Part of creating a strong security community is making sure the whole team has the latest play book. When Microsoft’s Security Response Centre successfully executed a court order to disrupt and transfer control six internet domains created by the Strontium attack group, they knew it was imperative to share their innovative approach to help strengthen the community’s knowledge. As Eric Doerr, General Manager of Microsoft’s Security Response Centre says, “We knew that cyberattacks were becoming increasingly sophisticated, and this affirmed our belief that cyber defenders should share attack experiences and techniques. By sharing these stories from our response teams, we are empowering defenders everywhere to help protect their networks better.”

This need for a collaborative approach to security is also the reason Microsoft seizes opportunities to share its experiences and help all defenders become more resilient. Events like Black Hat USA, for example, which took place 5 – 8 August, 2019 in Las Vegas, are great opportunities for front-line cyber teams to have ongoing conversations with partners and defenders from across the industry.

During the week of Black Hat, Microsoft gave defenders a snapshot of the work going on every day on the front-lines of Microsoft security – from its innovations in malware detections to best practices to help ensure if a cyber incident happens, defenders are well equipped to recover quickly.

Safety in the cloud

Knowing that the future of computing would be powered by the cloud, Microsoft invested in keeping its Azure cloud secure by launching the Azure bug bounty programme in 2015. Now, to encourage even more researchers to join the hunt, Microsoft is doubling the top reward for discovering Azure vulnerabilities to $40,000.

And, to make it easier for researchers to confidently and aggressively test Azure, Microsoft is inviting a select group of talented individuals to emulate criminal hackers in a customer-safe cloud environment called the Azure Security Lab. This new test environment enables security researchers to test attacks against cloud scenarios without risk to Azure customers. Participants can not only research vulnerabilities in Azure, they can attempt to exploit them in a contained space.

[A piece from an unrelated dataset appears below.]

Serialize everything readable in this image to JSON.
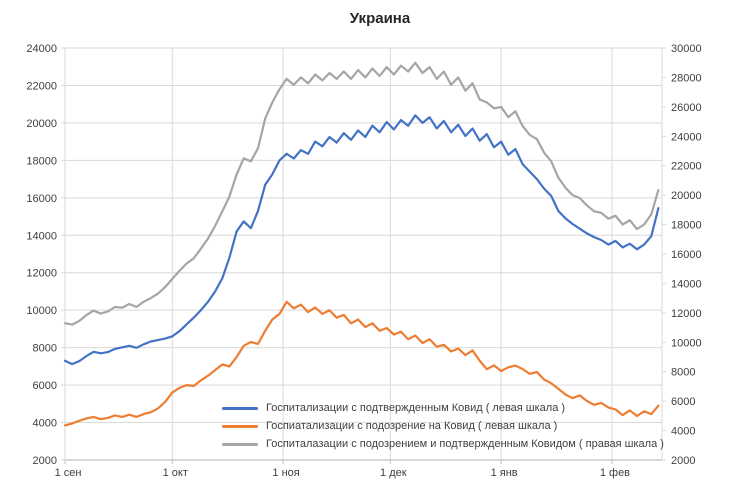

“The Azure Security Lab will also have new scenario-based challenges with additional bounty awards of up to $300,000. Throughout the year, more than $2 million of scenario bounty rewards will be offered to Azure Security Lab participants,” said Kymberlee Price, Principal Security PM Manager at Microsoft’s Security Response Centre.

Stronger together
Man with fingers on laptop.
Microsoft is committed to ensuring our cloud is secure from modern threats. In fact, Azure was built with security in mind from the beginning, and we continuously work to help customers secure their Azure cloud environment with products such as Azure Sentinel and Azure Security Centre. And if a situation arises, our Cloud Defense Operation Centre (CDOC) and security teams work around the clock to identify, analyse and respond to threats in real time.

At Microsoft, we work hard to earn our customers’ trust in the cloud, but we don’t do it alone. Partnerships are core to our security strategy, and one of our key partners is the global community of security researchers. By identifying and reporting vulnerabilities to Microsoft through coordinated vulnerability disclosure, security researchers have repeatedly demonstrated that working together helps protect customers. In appreciation of their efforts and the opportunity to mitigate issues before they are publicly known and used for harm, we’ve issued $4.4 million dollars in bounty rewards over the past 12 months.

We appreciate our security partners across the industry and believe the new programmes announced at Black Hat, as well as the security updates published recently, will help further protect the Azure ecosystem.